And we deserve to know if the president is clear in his own mind as to what principles he stands upon. When the law lands on his desk, by what standards will he judge it? He has given us mixed signals.
Does the Obama administration firmly believe that education is a “shared responsibility”? Will policy reflect that concept? Does the administration comprehend how parents, families, and communities were once central to federal education policy? Do they know how parents are treated in dysfunctional districts, the under-performing ones that they say they want to “turnaround”?
In education policy in general, we parents have not just been directed to the back of the bus, we’ve been shoved out the rear door and left on the curb.
The reality over the years has been that parental “involvement,” “engagement,” “participation” — whatever the flavor of the year happens to be — has been more of a sound bite than sound policy. In too many districts, No Child Left Behind’s parental participation requirement was implemented on paper only — schools meeting rule compliance without doing the right things.
Knowingly or not, President Obama clearly expressed a focus for ESEA reauthorization — to support partnerships that deliver services and supports that address the full range of student needs.
Then under the heading Rigorous and Fair Accountability and Support at Every Level (p9), the presidents’ Blueprint went on to state;
“States and districts also will collect other key information about teaching and learning conditions, including information on school climate such as student, teacher and school leader attendance; disciplinary incidents; or student, parent, or school staff surveys about their school experience.”

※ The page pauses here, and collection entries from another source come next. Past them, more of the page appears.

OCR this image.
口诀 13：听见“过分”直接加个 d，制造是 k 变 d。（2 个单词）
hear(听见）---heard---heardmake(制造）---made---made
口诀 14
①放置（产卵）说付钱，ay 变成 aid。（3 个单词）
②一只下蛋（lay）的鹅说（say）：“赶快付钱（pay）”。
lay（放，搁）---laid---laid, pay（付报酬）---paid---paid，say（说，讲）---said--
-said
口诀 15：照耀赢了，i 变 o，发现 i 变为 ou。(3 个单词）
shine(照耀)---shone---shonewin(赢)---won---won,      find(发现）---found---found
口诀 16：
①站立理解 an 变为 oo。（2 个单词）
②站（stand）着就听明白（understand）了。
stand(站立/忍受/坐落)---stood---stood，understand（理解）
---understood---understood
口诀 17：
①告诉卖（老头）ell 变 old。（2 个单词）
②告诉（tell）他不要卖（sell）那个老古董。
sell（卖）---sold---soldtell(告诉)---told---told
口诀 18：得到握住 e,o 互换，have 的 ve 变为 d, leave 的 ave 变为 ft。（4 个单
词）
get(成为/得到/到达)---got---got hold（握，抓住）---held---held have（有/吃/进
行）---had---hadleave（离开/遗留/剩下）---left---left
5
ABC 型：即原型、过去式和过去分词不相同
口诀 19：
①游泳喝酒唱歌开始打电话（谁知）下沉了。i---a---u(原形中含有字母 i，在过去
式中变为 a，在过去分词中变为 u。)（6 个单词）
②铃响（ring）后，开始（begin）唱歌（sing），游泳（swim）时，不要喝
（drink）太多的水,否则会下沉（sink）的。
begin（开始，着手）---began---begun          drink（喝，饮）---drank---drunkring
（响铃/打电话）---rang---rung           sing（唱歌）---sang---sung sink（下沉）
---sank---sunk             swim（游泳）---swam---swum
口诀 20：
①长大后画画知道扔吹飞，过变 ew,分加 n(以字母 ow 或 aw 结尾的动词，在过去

In those words, we have a new beginning for an accountability structure originally envisioned in Education Counts.
“The information system needed to develop education indicators should be organized around major issue areas of enduring educational importance.”
If parental, family, and community support for students isn’t of enduring educational importance, I don’t know what is.

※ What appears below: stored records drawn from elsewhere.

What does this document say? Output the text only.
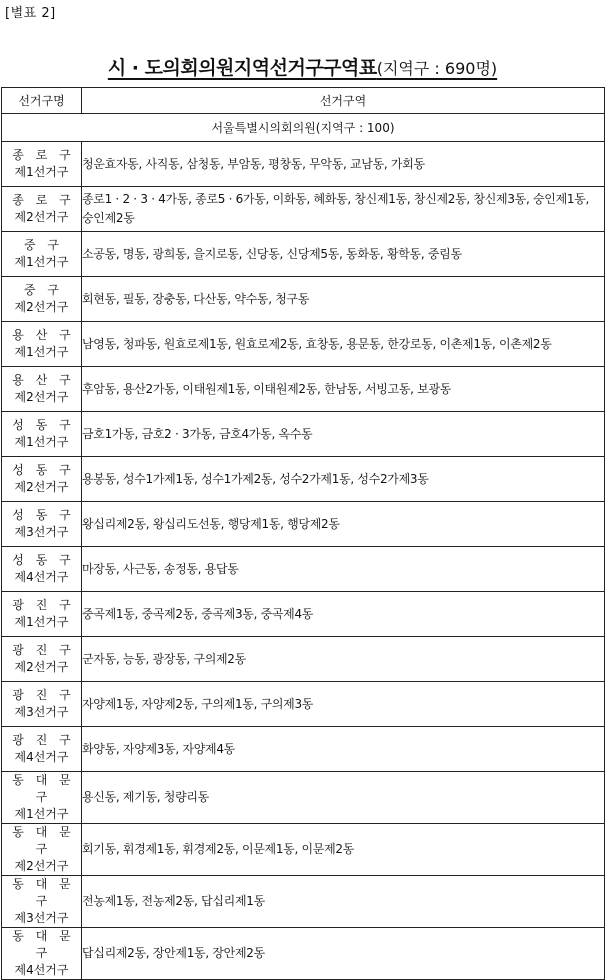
[별표 2]
시 · 도의회의원지역선거구구역표(지역구 : 690명)
선거구명	선거구역
서울특별시의회의원(지역구 : 100)	

종 로 구
제1선거구	청운효자동, 사직동, 삼청동, 부암동, 평창동, 무악동, 교남동, 가회동

종 로 구
제2선거구	종로1 · 2 · 3 · 4가동, 종로5 · 6가동, 이화동, 혜화동, 창신제1동, 창신제2동, 창신제3동, 숭인제1동, 숭인제2동

중 구
제1선거구	소공동, 명동, 광희동, 을지로동, 신당동, 신당제5동, 동화동, 황학동, 중림동

중 구
제2선거구	회현동, 필동, 장충동, 다산동, 약수동, 청구동

용 산 구
제1선거구	남영동, 청파동, 원효로제1동, 원효로제2동, 효창동, 용문동, 한강로동, 이촌제1동, 이촌제2동

용 산 구
제2선거구	후암동, 용산2가동, 이태원제1동, 이태원제2동, 한남동, 서빙고동, 보광동

성 동 구
제1선거구	금호1가동, 금호2 · 3가동, 금호4가동, 옥수동

성 동 구
제2선거구	용봉동, 성수1가제1동, 성수1가제2동, 성수2가제1동, 성수2가제3동

성 동 구
제3선거구	왕십리제2동, 왕십리도선동, 행당제1동, 행당제2동

성 동 구
제4선거구	마장동, 사근동, 송정동, 용답동

광 진 구
제1선거구	중곡제1동, 중곡제2동, 중곡제3동, 중곡제4동

광 진 구
제2선거구	군자동, 능동, 광장동, 구의제2동

광 진 구
제3선거구	자양제1동, 자양제2동, 구의제1동, 구의제3동

광 진 구
제4선거구	화양동, 자양제3동, 자양제4동

동 대 문 구
제1선거구	용신동, 제기동, 청량리동

동 대 문 구
제2선거구	회기동, 휘경제1동, 휘경제2동, 이문제1동, 이문제2동

동 대 문 구
제3선거구	전농제1동, 전농제2동, 답십리제1동

동 대 문 구
제4선거구	답십리제2동, 장안제1동, 장안제2동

So with a focus and a way to monitor improvement, all we need is a research-based proposal to finally make right the school improvement portion of ESEA to ensure it is truly inclusive of parents, families, and communities.
That’s where “Keeping PACE” comes in. The Keeping Parents and Communities Engaged (PACE) Act was sponsored in the 111th Congress (2009-2010) by former Senator Edward Kennedy. It was introduced into the Senate Education Committee and never went any further.
The problem with Keeping PACE as it was proposed is that, like the best ideas in the Obama Blueprint, it was a competitive grant proposal for something that impoverished communities badly need — it’s not a want; it’s not an experiment. It is a need. Parent and community engagement must be given the priority that only adequate and fair formula funding can do.
We have research-based best practices for family and community engagement. Research shows there is “…strong and steadily growing evidence that families can improve their children’s academic performance in school. Families also have a major impact on other key outcomes, such as attendance and behavior, that affect achievement.”
Fund what works!
The basic idea of Keeping PACE is this: Title I money is used to hire Parent and Community Outreach Coordinators to coordinate already existing community resources to support students, their schools, and their families making schools the centers of communities through education and services focused on a community’s identified needs.
“It isn’t just about more programs. It’s about leveraging existing resources to help students succeed in the classroom.”
“Wise use of existing community resources” was one of the basic foundational philosophies of the community education concept that was the essence of the 1965 ESEA.
Fund what works!
One of the faulty assumptions of No Child Left Behind is that struggling schools “just lack motivation” so they need punishment and competition to spur them to improve. Not true. They lack the resources to build a strong foundation for success. They lack the “capacity” to do their jobs.
“Capacity building is any process that increases the capability of individuals to produce or perform; it enables all stakeholders to carry out their tasks to the best of their ability.”
To enable federal education law to support improvement in the struggling schools in this nation, we need publicly trained and educated leadership who understand the community education concept so they will work WITH families and communities. Plus, we need our U.S. Department of Education to disseminate information that has been researched with the utmost integrity so that it does NOT have to carry a disclaimer like this:
Bottom line, we need the big money out of education policy and we need to take “meaningful, practical” steps like Senator Obama suggested in 2008.
With a resurrected and improved Keeping PACE Act, a new emphasis on leadership training, and renewed prominence of dissemination of “research-based” best practices in community organizing for improvement, we can take a giant leap forward in building community partnerships that support and serve students.
We the People need to demand that Congress and President Obama make the most important student supports — parents, family, and community — a priority in ESEA reauthorization. Speak Up!
Wish I knew whether or not you support Testing Lite or high octane Testing.
Jim, I go way back – 1999 – https://thecrucialvoice.com/2012/09/19/high-stakes/ with a stance against high-stakes testing and I was one of the organizers behind the SOS March. I continue to stand on our four basic guiding principles:
1) end to high-stakes testing,
2) curriculum developed for and by local school communities,
3) teacher, family, and community leadership in forming public education policies,
4) equitable funding for all public school communities.
The politics of testing is being covered by the media and other bloggers. I plan to present the rest of the ESEA story – leadership, appropriate measures (testing), and shared responsibilities through the monitoring of appropriate indicators in the days to follow.
Civil rights groups and the Obama administration as well as the majority of the country that are still standing behind the “outcome-based” theory of reform need to get their heads around the foundational ESEA philosophy before they can comprehend assuring equal access without all the testing. …… Hope that makes sense.